Теперь мне предстоит найти этого уродливого чужака и поймать его. Или убить. Этого ли от меня хочет Зевс? Связать меня кровью чужака? Да, они очень цивилизованное племя, хотя охотятся на огромных мохнатых мамонтов и строят дома из их костей. Настолько цивилизованное, что не хотят убивать сами, а посылают на грязную работенку меня.

— А я не думаю, что он Стервятник, — говорит Дэнни. — Наверное, он пришел из Наз Глесима. У людей там серью глаза. К тому же зачем духу понадобилась рыба?

Наз Глесимом они называют земли на северо-востоке, примерно в том месте, где когда-нибудь построят Москву. Даже в палеолите мир разделен на тысячи маленьких «держав». Дэнни однажды совершил в одиночку великое путешествие по окрестным землям и приобрел репутацию местного Марко Поло.

Пол качает головой. Оказывается, это очень древний жест.

— Это дух Стервятника, — настаивает он.

Би Джи смотрит на меня.

— А ты как думаешь, Пумангиап? — Таким именем он меня называет.

— Я? Что я могу об этом знать?

— Ты пришел издалека. Видел когда-нибудь таких людей?

— Да, я видел много уродливых людей. — Люди в этом племени высокие, худощавые, с темными волосами и такими же глазами, широкими лицами и крепкими скулами. Будь у них зубы получше, получились бы просто красавцы. — Но о таких я ничего не знаю. Мне нужно его увидеть.

Сэлли приносит новую миску жареной рыбы. Я нежно провожу ладонью по ее обнаженному бедру.

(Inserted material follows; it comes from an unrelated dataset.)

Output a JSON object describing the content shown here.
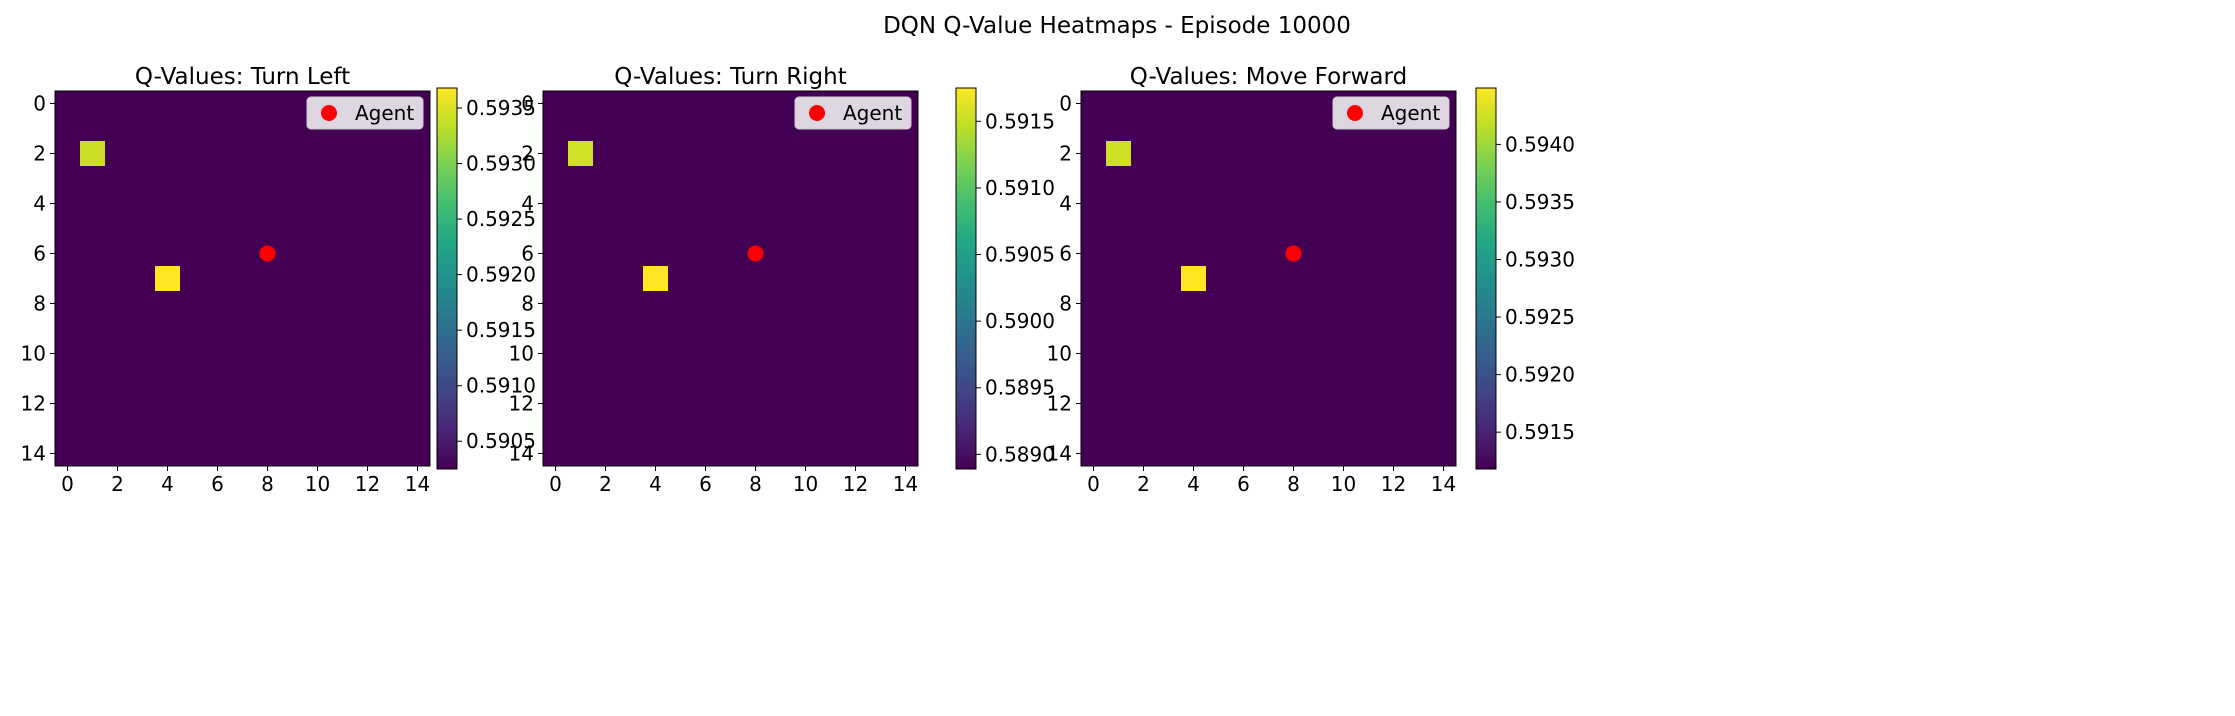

В доме из мамонтовых костей никто не носит лишней одежды, потому что вся конструкция хорошо изолирована и в ней тепло даже в разгар зимы. В моих глазах Сэлли самая красивая женщина племени: высокие крепкие груди, длинные гладкие ноги, живое любознательное лицо. Она была женой человека, которого прошлым летом пришлось убить из-за того, что в него вселились духи. Дэнни, Би Джи и двое других проломили ему голову, убив быстро и милосердно, а потом все племя шесть дней бодрствовало возле тела, приплясывая и завывая. От нее отвернулась удача, поэтому племя и отдало меня Сэлли (или наоборот), рассудив, что на блаженном дурачке наверняка лежит благословение богов. Мы с Сэлли воистину обрели друг друга. До нашей встречи мы были двумя потерянными душами, и каждый из нас помог другому не погрузиться во мрак еще глубже.

— Все будет в порядке, — говорит Би Джи. — Справишься. Боги тебя любят.

— Надеюсь, — отвечаю я.

Ночью мы с Сэлли обнимаем друг друга так, словно каждый из нас понимает — эта ночь может оказаться последней. Сэлли ласкает меня, горячая и нежная. В костяном доме уединение невозможно, и нас слышат остальные — четыре другие пары и множество детей, но нам все равно. В доме темно, и постель из лисьих шкур становится нашим маленьким миром.